High Ground, high potential - a future for England’s Upland Communities.
The Commission has since fallen victim to the Government’s financial cutbacks and has been scrapped. However, its report is worthy of careful consideration. True, it is based on research carried out in England but I doubt that anyone from other parts of the UK would dispute that its findings are broadly relevant across the whole country.
Some of the more interesting findings include a comment about the lack of leadership or vision in the uplands and how the inquiry had revealed dissatisfaction with the disjointed and sometimes confusing nature of current policies. Policies were criticised as ‘top down’, sporadic, short-term interventions. The report summarises the policy weaknesses as: non-participatory, one-size-fits-all, fragmented, and uninformed.

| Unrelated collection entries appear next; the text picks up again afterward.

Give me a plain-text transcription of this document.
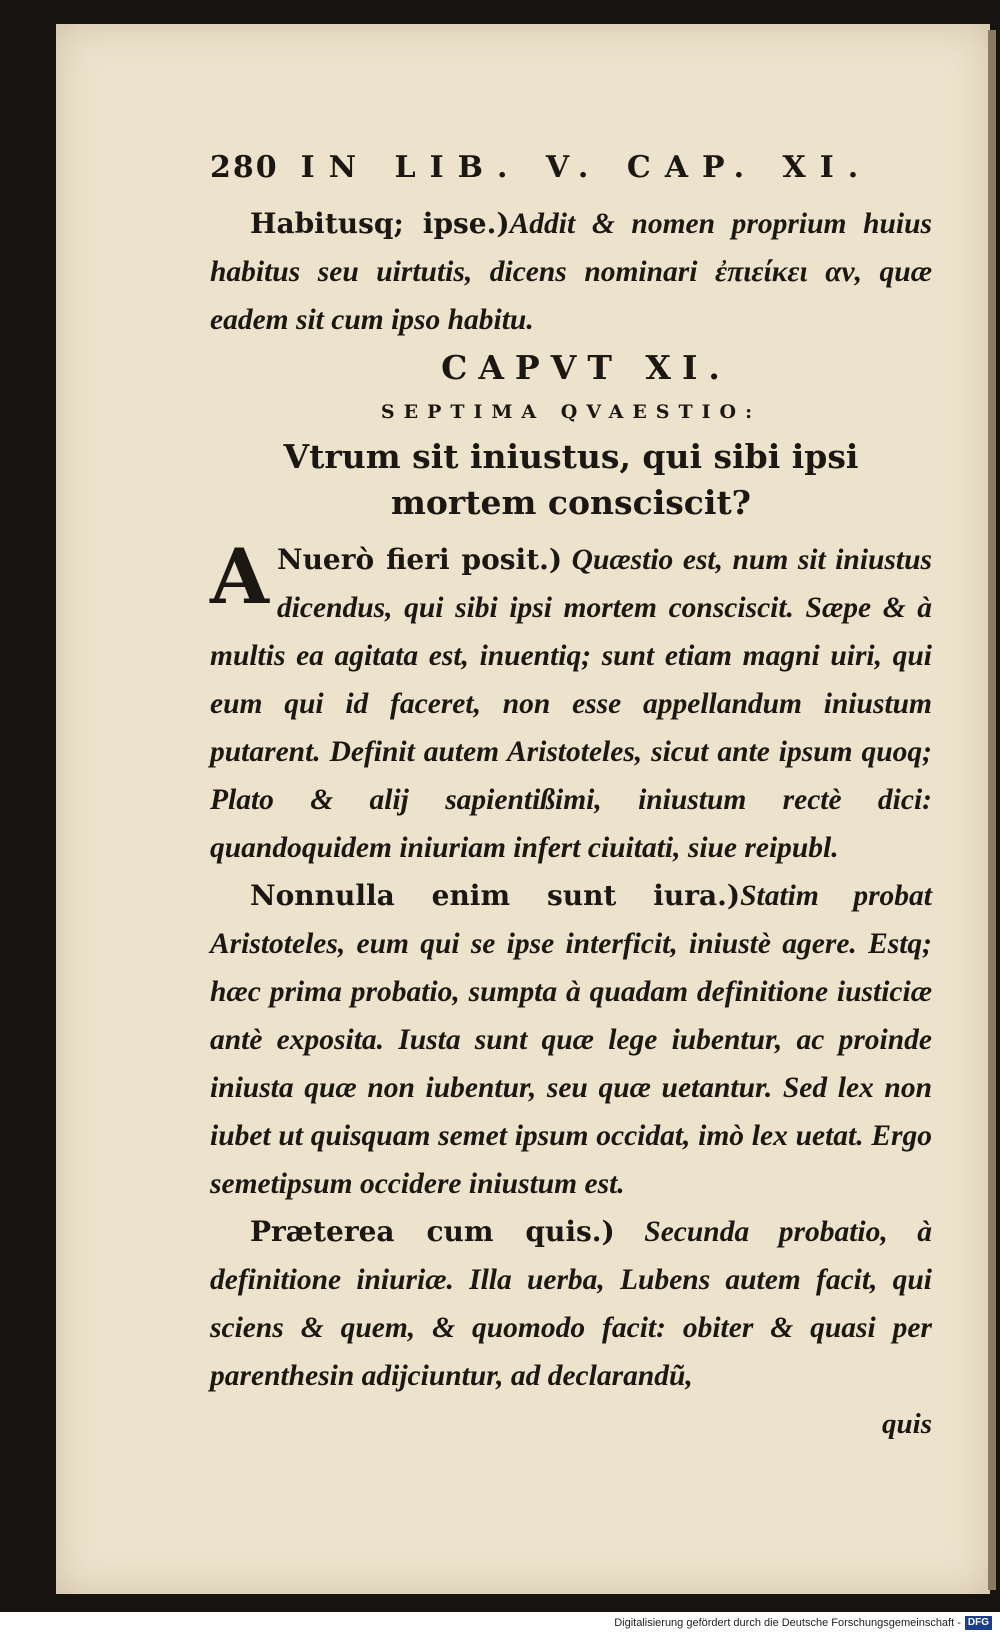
280 IN LIB. V. CAP. XI.

Habitusq; ipse.)Addit & nomen proprium huius habitus seu uirtutis, dicens nominari ἐπιείκει αν, quæ eadem sit cum ipso habitu.

CAPVT XI.
SEPTIMA QVAESTIO:
Vtrum sit iniustus, qui sibi ipsi mortem consciscit?

A Nuerò fieri posit.) Quæstio est, num sit iniustus dicendus, qui sibi ipsi mortem consciscit. Sæpe & à multis ea agitata est, inuentiq; sunt etiam magni uiri, qui eum qui id faceret, non esse appellandum iniustum putarent. Definit autem Aristoteles, sicut ante ipsum quoq; Plato & alij sapientißimi, iniustum rectè dici: quandoquidem iniuriam infert ciuitati, siue reipubl.

Nonnulla enim sunt iura.)Statim probat Aristoteles, eum qui se ipse interficit, iniustè agere. Estq; hæc prima probatio, sumpta à quadam definitione iusticiæ antè exposita. Iusta sunt quæ lege iubentur, ac proinde iniusta quæ non iubentur, seu quæ uetantur. Sed lex non iubet ut quisquam semet ipsum occidat, imò lex uetat. Ergo semetipsum occidere iniustum est.

Præterea cum quis.) Secunda probatio, à definitione iniuriæ. Illa uerba, Lubens autem facit, qui sciens & quem, & quomodo facit: obiter & quasi per parenthesin adijciuntur, ad declarandũ,

quis
Digitalisierung gefördert durch die Deutsche Forschungsgemeinschaft - DFG
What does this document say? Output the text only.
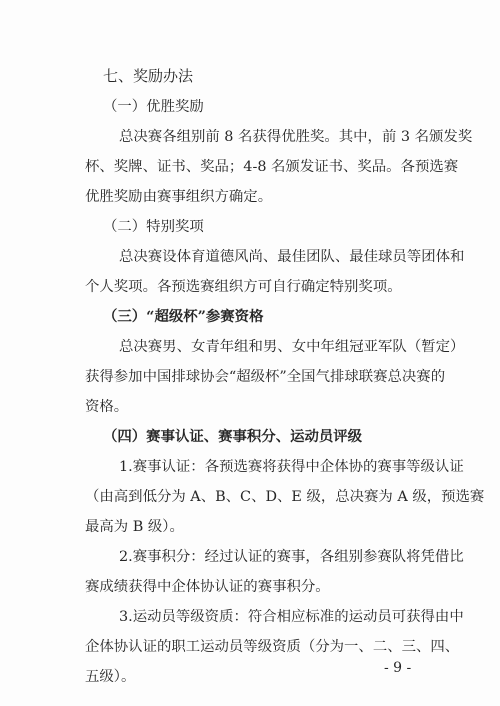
七、奖励办法
（一）优胜奖励
总决赛各组别前 8 名获得优胜奖。其中，前 3 名颁发奖
杯、奖牌、证书、奖品；4-8 名颁发证书、奖品。各预选赛
优胜奖励由赛事组织方确定。
（二）特别奖项
总决赛设体育道德风尚、最佳团队、最佳球员等团体和
个人奖项。各预选赛组织方可自行确定特别奖项。
（三）“超级杯”参赛资格
总决赛男、女青年组和男、女中年组冠亚军队（暂定）
获得参加中国排球协会“超级杯”全国气排球联赛总决赛的
资格。
（四）赛事认证、赛事积分、运动员评级
1.赛事认证：各预选赛将获得中企体协的赛事等级认证
（由高到低分为 A、B、C、D、E 级，总决赛为 A 级，预选赛
最高为 B 级）。
2.赛事积分：经过认证的赛事，各组别参赛队将凭借比
赛成绩获得中企体协认证的赛事积分。
3.运动员等级资质：符合相应标准的运动员可获得由中
企体协认证的职工运动员等级资质（分为一、二、三、四、
五级）。
- 9 -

Conclusions - summary of requirements:
1. A new integrated strategy for the uplands
2. Strengthening leadership and momentum
3. Empowering communities in the uplands
4. A new approach to funding (a better targeted CAP)

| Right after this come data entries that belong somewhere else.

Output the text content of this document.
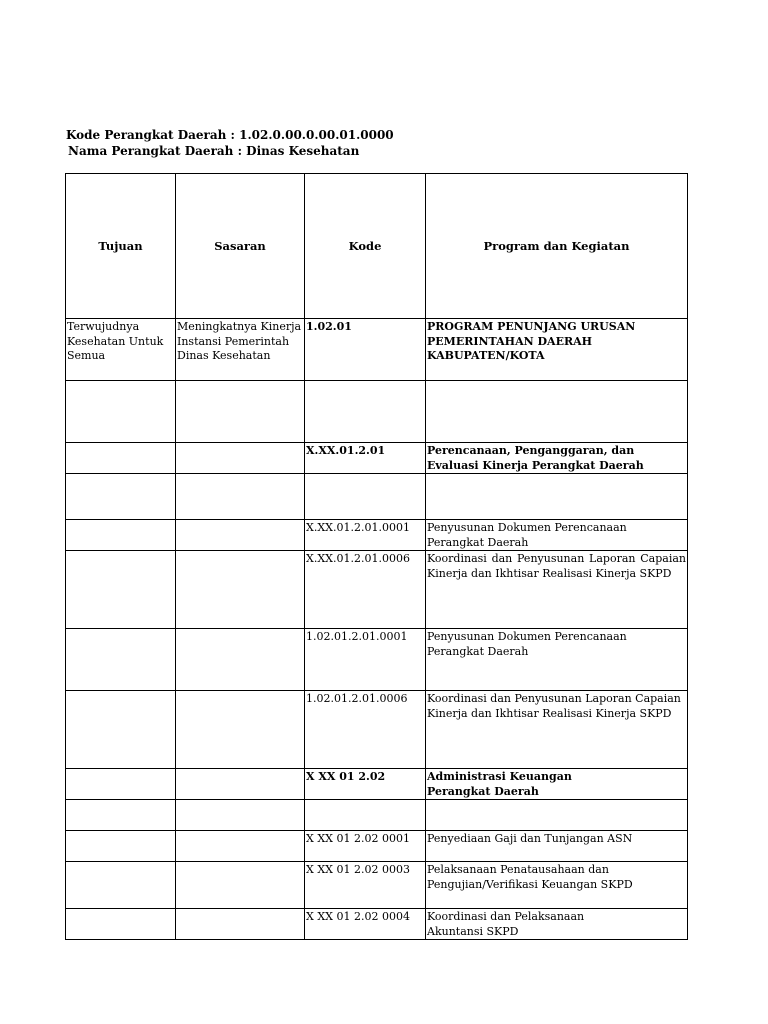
Kode Perangkat Daerah : 1.02.0.00.0.00.01.0000
Nama Perangkat Daerah : Dinas Kesehatan
Tujuan	Sasaran	Kode	Program dan Kegiatan
Terwujudnya Kesehatan Untuk Semua	Meningkatnya Kinerja Instansi Pemerintah Dinas Kesehatan	1.02.01	PROGRAM PENUNJANG URUSAN PEMERINTAHAN DAERAH KABUPATEN/KOTA

		X.XX.01.2.01	Perencanaan, Penganggaran, dan Evaluasi Kinerja Perangkat Daerah

		X.XX.01.2.01.0001	Penyusunan Dokumen Perencanaan Perangkat Daerah
		X.XX.01.2.01.0006	Koordinasi dan Penyusunan Laporan Capaian Kinerja dan Ikhtisar Realisasi Kinerja SKPD
		1.02.01.2.01.0001	Penyusunan Dokumen Perencanaan Perangkat Daerah
		1.02.01.2.01.0006	Koordinasi dan Penyusunan Laporan Capaian Kinerja dan Ikhtisar Realisasi Kinerja SKPD
		X XX 01 2.02	Administrasi Keuangan
Perangkat Daerah

		X XX 01 2.02 0001	Penyediaan Gaji dan Tunjangan ASN
		X XX 01 2.02 0003	Pelaksanaan Penatausahaan dan
Pengujian/Verifikasi Keuangan SKPD

		X XX 01 2.02 0004	Koordinasi dan Pelaksanaan
Akuntansi SKPD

5. Developing markets for carbon and water
6. Securing the future for hill farmers
7. Encouraging enterprise in new green growth areas
8. Raising aspirations: supporting the development of communities
9. Improving broadband and mobile telephone communications
10. Planning to enable sustainable upland communities
The content of this comes does not come as a surprise; these findings could have been taken from our Annual Reports. What is perhaps surprising is that these issues have been recognised and presented to government. It remains to be seen if this report produces any action.